I agree that it may be *the* main point as written, but I don't think it
*is* the main point of many existing corpora that are written in OWL
and RDF, and there are many service concepts related to other purposes
of formal information models that go beyond what one might expect a
"terminology" to support.  The question is more one of the scope of
CTS2 than the "focus" of API4KB.  If the scope of CTS2 is all of ISO
11179-3 ed3, then the distinctions are going to be almost entirely
about reasoning.    (023)

> So, I tend to consider that a CTS2 and API4KB are both of interest.    (024)

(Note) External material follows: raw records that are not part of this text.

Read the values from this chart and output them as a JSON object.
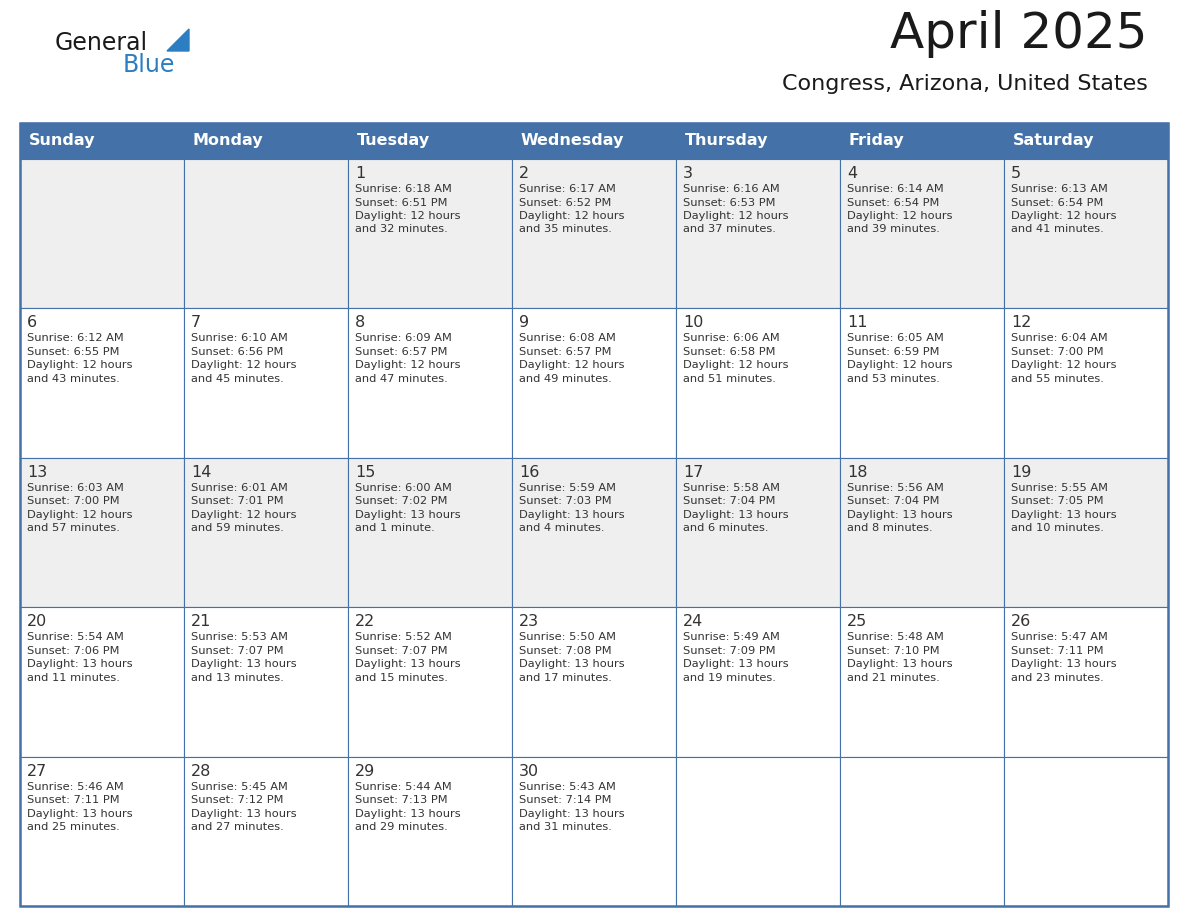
{
  "title": "April 2025",
  "subtitle": "Congress, Arizona, United States",
  "days_of_week": [
    "Sunday",
    "Monday",
    "Tuesday",
    "Wednesday",
    "Thursday",
    "Friday",
    "Saturday"
  ],
  "header_bg": "#4472A8",
  "header_text": "#FFFFFF",
  "row_bg_light": "#EFEFEF",
  "row_bg_white": "#FFFFFF",
  "border_color": "#4472A8",
  "text_color": "#333333",
  "logo_general_color": "#1a1a1a",
  "logo_blue_color": "#2B7EC1",
  "title_color": "#1a1a1a",
  "subtitle_color": "#1a1a1a",
  "calendar_data": [
    [
      {
        "day": "",
        "info": ""
      },
      {
        "day": "",
        "info": ""
      },
      {
        "day": "1",
        "info": "Sunrise: 6:18 AM\nSunset: 6:51 PM\nDaylight: 12 hours\nand 32 minutes."
      },
      {
        "day": "2",
        "info": "Sunrise: 6:17 AM\nSunset: 6:52 PM\nDaylight: 12 hours\nand 35 minutes."
      },
      {
        "day": "3",
        "info": "Sunrise: 6:16 AM\nSunset: 6:53 PM\nDaylight: 12 hours\nand 37 minutes."
      },
      {
        "day": "4",
        "info": "Sunrise: 6:14 AM\nSunset: 6:54 PM\nDaylight: 12 hours\nand 39 minutes."
      },
      {
        "day": "5",
        "info": "Sunrise: 6:13 AM\nSunset: 6:54 PM\nDaylight: 12 hours\nand 41 minutes."
      }
    ],
    [
      {
        "day": "6",
        "info": "Sunrise: 6:12 AM\nSunset: 6:55 PM\nDaylight: 12 hours\nand 43 minutes."
      },
      {
        "day": "7",
        "info": "Sunrise: 6:10 AM\nSunset: 6:56 PM\nDaylight: 12 hours\nand 45 minutes."
      },
      {
        "day": "8",
        "info": "Sunrise: 6:09 AM\nSunset: 6:57 PM\nDaylight: 12 hours\nand 47 minutes."
      },
      {
        "day": "9",
        "info": "Sunrise: 6:08 AM\nSunset: 6:57 PM\nDaylight: 12 hours\nand 49 minutes."
      },
      {
        "day": "10",
        "info": "Sunrise: 6:06 AM\nSunset: 6:58 PM\nDaylight: 12 hours\nand 51 minutes."
      },
      {
        "day": "11",
        "info": "Sunrise: 6:05 AM\nSunset: 6:59 PM\nDaylight: 12 hours\nand 53 minutes."
      },
      {
        "day": "12",
        "info": "Sunrise: 6:04 AM\nSunset: 7:00 PM\nDaylight: 12 hours\nand 55 minutes."
      }
    ],
    [
      {
        "day": "13",
        "info": "Sunrise: 6:03 AM\nSunset: 7:00 PM\nDaylight: 12 hours\nand 57 minutes."
      },
      {
        "day": "14",
        "info": "Sunrise: 6:01 AM\nSunset: 7:01 PM\nDaylight: 12 hours\nand 59 minutes."
      },
      {
        "day": "15",
        "info": "Sunrise: 6:00 AM\nSunset: 7:02 PM\nDaylight: 13 hours\nand 1 minute."
      },
      {
        "day": "16",
        "info": "Sunrise: 5:59 AM\nSunset: 7:03 PM\nDaylight: 13 hours\nand 4 minutes."
      },
      {
        "day": "17",
        "info": "Sunrise: 5:58 AM\nSunset: 7:04 PM\nDaylight: 13 hours\nand 6 minutes."
      },
      {
        "day": "18",
        "info": "Sunrise: 5:56 AM\nSunset: 7:04 PM\nDaylight: 13 hours\nand 8 minutes."
      },
      {
        "day": "19",
        "info": "Sunrise: 5:55 AM\nSunset: 7:05 PM\nDaylight: 13 hours\nand 10 minutes."
      }
    ],
    [
      {
        "day": "20",
        "info": "Sunrise: 5:54 AM\nSunset: 7:06 PM\nDaylight: 13 hours\nand 11 minutes."
      },
      {
        "day": "21",
        "info": "Sunrise: 5:53 AM\nSunset: 7:07 PM\nDaylight: 13 hours\nand 13 minutes."
      },
      {
        "day": "22",
        "info": "Sunrise: 5:52 AM\nSunset: 7:07 PM\nDaylight: 13 hours\nand 15 minutes."
      },
      {
        "day": "23",
        "info": "Sunrise: 5:50 AM\nSunset: 7:08 PM\nDaylight: 13 hours\nand 17 minutes."
      },
      {
        "day": "24",
        "info": "Sunrise: 5:49 AM\nSunset: 7:09 PM\nDaylight: 13 hours\nand 19 minutes."
      },
      {
        "day": "25",
        "info": "Sunrise: 5:48 AM\nSunset: 7:10 PM\nDaylight: 13 hours\nand 21 minutes."
      },
      {
        "day": "26",
        "info": "Sunrise: 5:47 AM\nSunset: 7:11 PM\nDaylight: 13 hours\nand 23 minutes."
      }
    ],
    [
      {
        "day": "27",
        "info": "Sunrise: 5:46 AM\nSunset: 7:11 PM\nDaylight: 13 hours\nand 25 minutes."
      },
      {
        "day": "28",
        "info": "Sunrise: 5:45 AM\nSunset: 7:12 PM\nDaylight: 13 hours\nand 27 minutes."
      },
      {
        "day": "29",
        "info": "Sunrise: 5:44 AM\nSunset: 7:13 PM\nDaylight: 13 hours\nand 29 minutes."
      },
      {
        "day": "30",
        "info": "Sunrise: 5:43 AM\nSunset: 7:14 PM\nDaylight: 13 hours\nand 31 minutes."
      },
      {
        "day": "",
        "info": ""
      },
      {
        "day": "",
        "info": ""
      },
      {
        "day": "",
        "info": ""
      }
    ]
  ],
  "row_backgrounds": [
    "#EFEFEF",
    "#FFFFFF",
    "#EFEFEF",
    "#FFFFFF",
    "#FFFFFF"
  ]
}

I agree completely.    (025)

> They may be overlapping in the sense that a CTS2 implementation may be used 
>by a API4KB implementation to access to terminologies ("basic elements for 
>semantics"), even if that would be a clumsy implementation!
>    (026)

This is the wrong way to think about it.  Per the recently proposed
"future standards architecture for ISO TC184/SC4", the
"meta-relationship" between an ontology declaration and a
"terminological entry" in a "pure terminology" is just a URI, or some
similar form of bibliographic citation.  It means:  this symbol in the
formal language represents (or formalizes) the same concept as this
term in the dictionary.  In most cases, the orthography in the
ontology will be similar, the ontology will provide an "annotation"
that replicates or paraphrases the natural language definition, and it
may provide a formal definition that is equivalent.  That is why an
ontology repository is perfectly capable of supporting some
terminology services directly.    (027)

But underlying the verbiage, a primary Healthcare intent for CTS is
about "data element dictionaries" -- the relationship between _codes_
and jargon terms and natural language definitions.  That is the
substance of the model in ISO 11179-3:2004 (which is what the NCI
people use for this).  "Codes" are designations for the concept in a
different kind of formal language, and that is not an ontological
concept, although it is often an information modeling concept.    (028)

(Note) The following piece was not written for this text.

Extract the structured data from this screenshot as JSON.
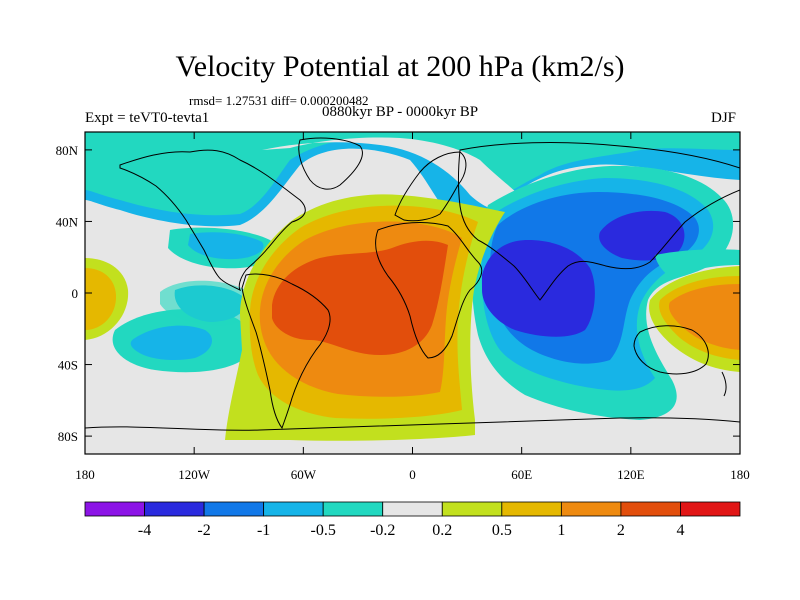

So for OMG, the requirement should be that the same service has the
same service specification in both standards.  The trick is to sort
out the truly terminology services that are common to ontologies,
dictionaries and data element dictionaries.  And all of that should be
coordinated with the (still draft) information model of that stuff in
JTC1/SC32.
Alternatively, we can ask ourselves how many more silos we want to produce.    (029)

-Ed    (030)


--
Edward J. Barkmeyer                        Email: edbark@xxxxxxxx
National Institute of Standards & Technology
Manufacturing Systems Integration Division
100 Bureau Drive, Stop 8263                Tel: +1 301-975-3528
Gaithersburg, MD 20899-8263                FAX: +1 301-975-4694    (031)

"The opinions expressed above do not reflect consensus of NIST,
 and have not been reviewed by any Government authority."